Manually create SNS-SQS for cross-account Autoloader
If you want to manually create SNS-SQS and link this to the Autoloader, follow these steps:
- Create an SNS in Account A called acc_a_autol_sns.
- Type: Standard
- Access policy of the SNS to read events from S3 bucket in Acc A:
{ "Version": "2008-10-17", "Id": "notificationPolicy", "Statement": [ { "Sid": "allowS3Notification", "Effect": "Allow", "Principal": { "AWS": "*" }, "Action": "SNS:Publish", "Resource": "arn:aws:sns:<aws_region>:<account_a_id>:acc_a_autol_sns", "Condition": { "ArnLike": { "aws:SourceArn": "arn:aws:s3:*:*:acc-a-autol-input" } } } ] }
- Create an SQS in Account A called acc_a_autol_sqs.
- Type: Standard
- Access policy of the SQS to get messages from the SNS:
{ "Version": "2008-10-17", "Id": "notificationPolicy", "Statement": [ { "Sid": "allowS3Notification", "Effect": "Allow", "Principal": { "AWS": "*" }, "Action": "SQS:SendMessage", "Resource": "arn:aws:sqs:<aws_region>:<account_a_id>:acc_a_autol_sqs", "Condition": { "ArnLike": { "aws:SourceArn": "arn:aws:sns:<aws_region>:<account_a_id>:acc_a_autol_sns" } } } ] } - Subscribe to the above SNS
- Create an S3 bucket event notification
- Name: databricks-autol-events
- Prefix: data/manual/
- All object create events
- Destination: Put the SNS ARN
- Create an IAM role with SNS-SQS Autoloader auto-create policy in Account A
- Role Name: acc_a_autol_manual_create_role
- Policy Name: acc_a_autol_manual_create_policy – This policy lets Databricks autoloader access to the SNS and SQS created in Steps 1 and 2.

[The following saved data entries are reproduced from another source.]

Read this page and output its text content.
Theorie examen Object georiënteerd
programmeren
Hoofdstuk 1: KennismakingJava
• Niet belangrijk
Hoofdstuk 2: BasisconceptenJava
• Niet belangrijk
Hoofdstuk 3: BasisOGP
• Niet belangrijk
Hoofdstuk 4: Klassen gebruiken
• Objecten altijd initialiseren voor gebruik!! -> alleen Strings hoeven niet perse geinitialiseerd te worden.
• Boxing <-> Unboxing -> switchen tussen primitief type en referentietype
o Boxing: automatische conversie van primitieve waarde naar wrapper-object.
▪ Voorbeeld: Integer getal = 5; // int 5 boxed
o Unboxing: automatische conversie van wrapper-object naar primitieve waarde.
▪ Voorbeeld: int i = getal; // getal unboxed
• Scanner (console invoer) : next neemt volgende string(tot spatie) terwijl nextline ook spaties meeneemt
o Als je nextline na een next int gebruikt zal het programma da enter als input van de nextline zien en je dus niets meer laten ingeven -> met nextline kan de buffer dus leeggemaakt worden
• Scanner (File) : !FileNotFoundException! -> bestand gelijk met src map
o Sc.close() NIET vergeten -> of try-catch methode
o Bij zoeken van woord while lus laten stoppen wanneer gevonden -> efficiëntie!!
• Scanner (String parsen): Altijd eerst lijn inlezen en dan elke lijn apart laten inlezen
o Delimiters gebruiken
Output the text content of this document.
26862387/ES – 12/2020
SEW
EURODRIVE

{ "Version": "2012-10-17", "Statement": [ { "Sid": "DatabricksAutoLoaderUse", "Effect": "Allow", "Action": [ "s3:GetBucketNotification", "sns:ListSubscriptionsByTopic", "sns:GetTopicAttributes", "sns:TagResource", "sns:Publish", "sqs:DeleteMessage", "sqs:ReceiveMessage", "sqs:SendMessage", "sqs:GetQueueUrl", "sqs:GetQueueAttributes", "sqs:TagQueue", "sqs:ChangeMessageVisibility" ], "Resource": [ "arn:aws:sqs:<aws_region>:<account_a_id>:acc_a_autol_sqs", "arn:aws:sns:<aws_region>:<account_a_id>:acc_a_autol_sns", "arn:aws:s3:::acc-a-autol-input" ] } ] } - Trust Relationship – lets the instance profile assume this role.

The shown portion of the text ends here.